Kenya is also facing stagnation on its exports mainly to the Middle East with where Iran, UAE and other Gulf states are significant export markets for the country’s tea and horticulture produces.
The ongoing geopolitical tension has threatened shipping routes and demand, directly impacting the income of thousands of smallholder farmers and agricultural workers.
To prioritise debt repayment and satisfy international creditors, the government could be forced to scale back public spending, which could further dampen growth in sectors like construction and infrastructure.
According to data analyst, Mihr Thakar, the budget deficit is back to six per cent of GDP with recent fiscal consolidation being short-lived, lasted barely two budget cycles and did not take the budget deficit below five per cent.
“It is fairly clear that government spending is out of control. Debt service has already hit 71.2 per cent of ordinary revenue in the previous fiscal year. With elections, education and health spending putting pressure on public coffers, the path towards fiscal consolidation is fraught with potholes,” Thakar said.
He further noted that growth has been lagging due to punitive regulations on small businesses, hence government’s plan to grow out of it has also failed.
Kenya is staring at insolvency if current status holds, according to economist Abraham Rugo, who notes that the solution for Kenya lays not so much in mobilising more revenues but in addressing expenditure drivers.
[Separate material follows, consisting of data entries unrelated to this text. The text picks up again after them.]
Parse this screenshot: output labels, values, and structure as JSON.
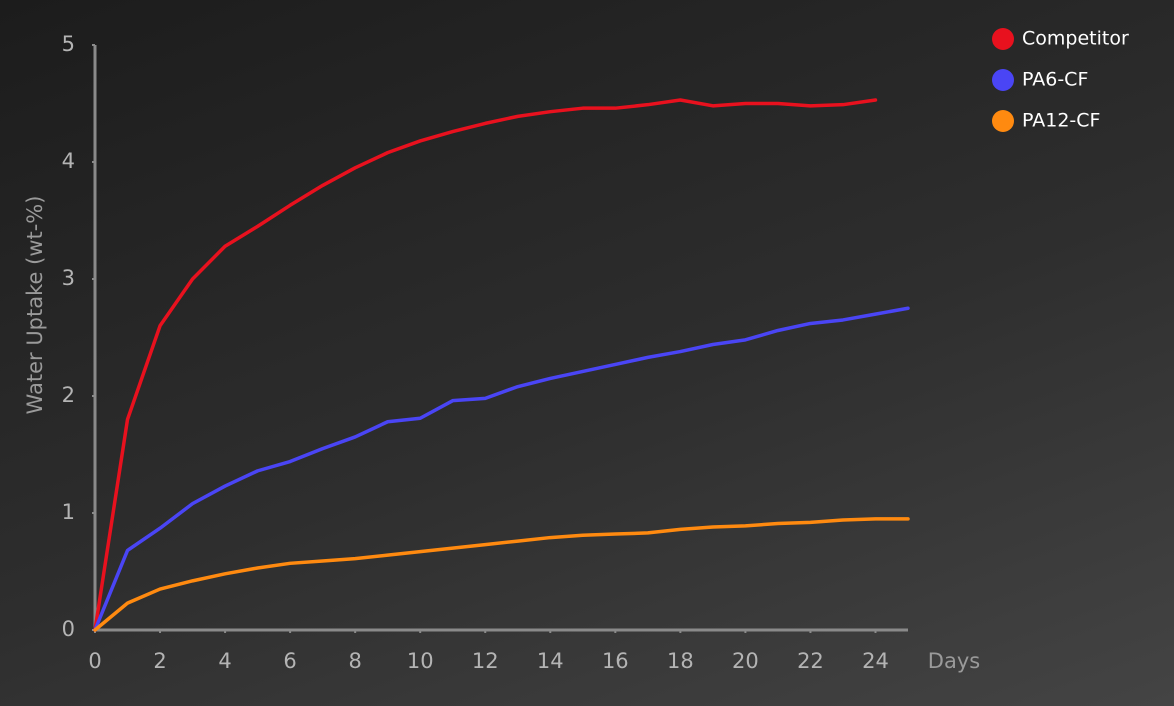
{
  "chart_data": {
    "type": "line",
    "x_label": "Days",
    "y_label": "Water Uptake (wt-%)",
    "x": [
      0,
      1,
      2,
      3,
      4,
      5,
      6,
      7,
      8,
      9,
      10,
      11,
      12,
      13,
      14,
      15,
      16,
      17,
      18,
      19,
      20,
      21,
      22,
      23,
      24,
      25
    ],
    "series": [
      {
        "name": "Competitor",
        "color": "#e8111e",
        "values": [
          0,
          1.8,
          2.6,
          3.0,
          3.28,
          3.45,
          3.63,
          3.8,
          3.95,
          4.08,
          4.18,
          4.26,
          4.33,
          4.39,
          4.43,
          4.46,
          4.46,
          4.49,
          4.53,
          4.48,
          4.5,
          4.5,
          4.48,
          4.49,
          4.53,
          null
        ]
      },
      {
        "name": "PA6-CF",
        "color": "#4a45f5",
        "values": [
          0,
          0.68,
          0.87,
          1.08,
          1.23,
          1.36,
          1.44,
          1.55,
          1.65,
          1.78,
          1.81,
          1.96,
          1.98,
          2.08,
          2.15,
          2.21,
          2.27,
          2.33,
          2.38,
          2.44,
          2.48,
          2.56,
          2.62,
          2.65,
          2.7,
          2.75
        ]
      },
      {
        "name": "PA12-CF",
        "color": "#ff8a10",
        "values": [
          0,
          0.23,
          0.35,
          0.42,
          0.48,
          0.53,
          0.57,
          0.59,
          0.61,
          0.64,
          0.67,
          0.7,
          0.73,
          0.76,
          0.79,
          0.81,
          0.82,
          0.83,
          0.86,
          0.88,
          0.89,
          0.91,
          0.92,
          0.94,
          0.95,
          0.95
        ]
      }
    ],
    "xlim": [
      0,
      25
    ],
    "xticks": [
      0,
      2,
      4,
      6,
      8,
      10,
      12,
      14,
      16,
      18,
      20,
      22,
      24
    ],
    "ylim": [
      0,
      5
    ],
    "yticks": [
      0,
      1,
      2,
      3,
      4,
      5
    ],
    "grid": false,
    "legend_position": "top-right"
  }
}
Meanwhile, IMF has asked Kenya to add pending bills, infrastructure funds from securitisation and non-guaranteed loans by State corporations of over Sh1 trillion to public debt, which would push the country’s debt beyond the Sh13 trillion mark.
CBK has revised this year’s economic growth prospects to 5.3 per cent from a previous projection of 5.5 per cent while World Bank has cut it to 4.4 per cent from 4.9 per cent.
Kenya’s economic landscape has been significantly shaped by its relationship with the IMF, particularly following the COVID-19 pandemic. The country previously engaged in a $3.6 billion financing program aimed at fiscal reforms and recovery, but challenges such as high debt and recurrent expenditure have complicated its implementation. Recent protests over tax increases linked to IMF-backed reforms highlighted public discontent and the complexities of managing economic recovery amidst external pressures.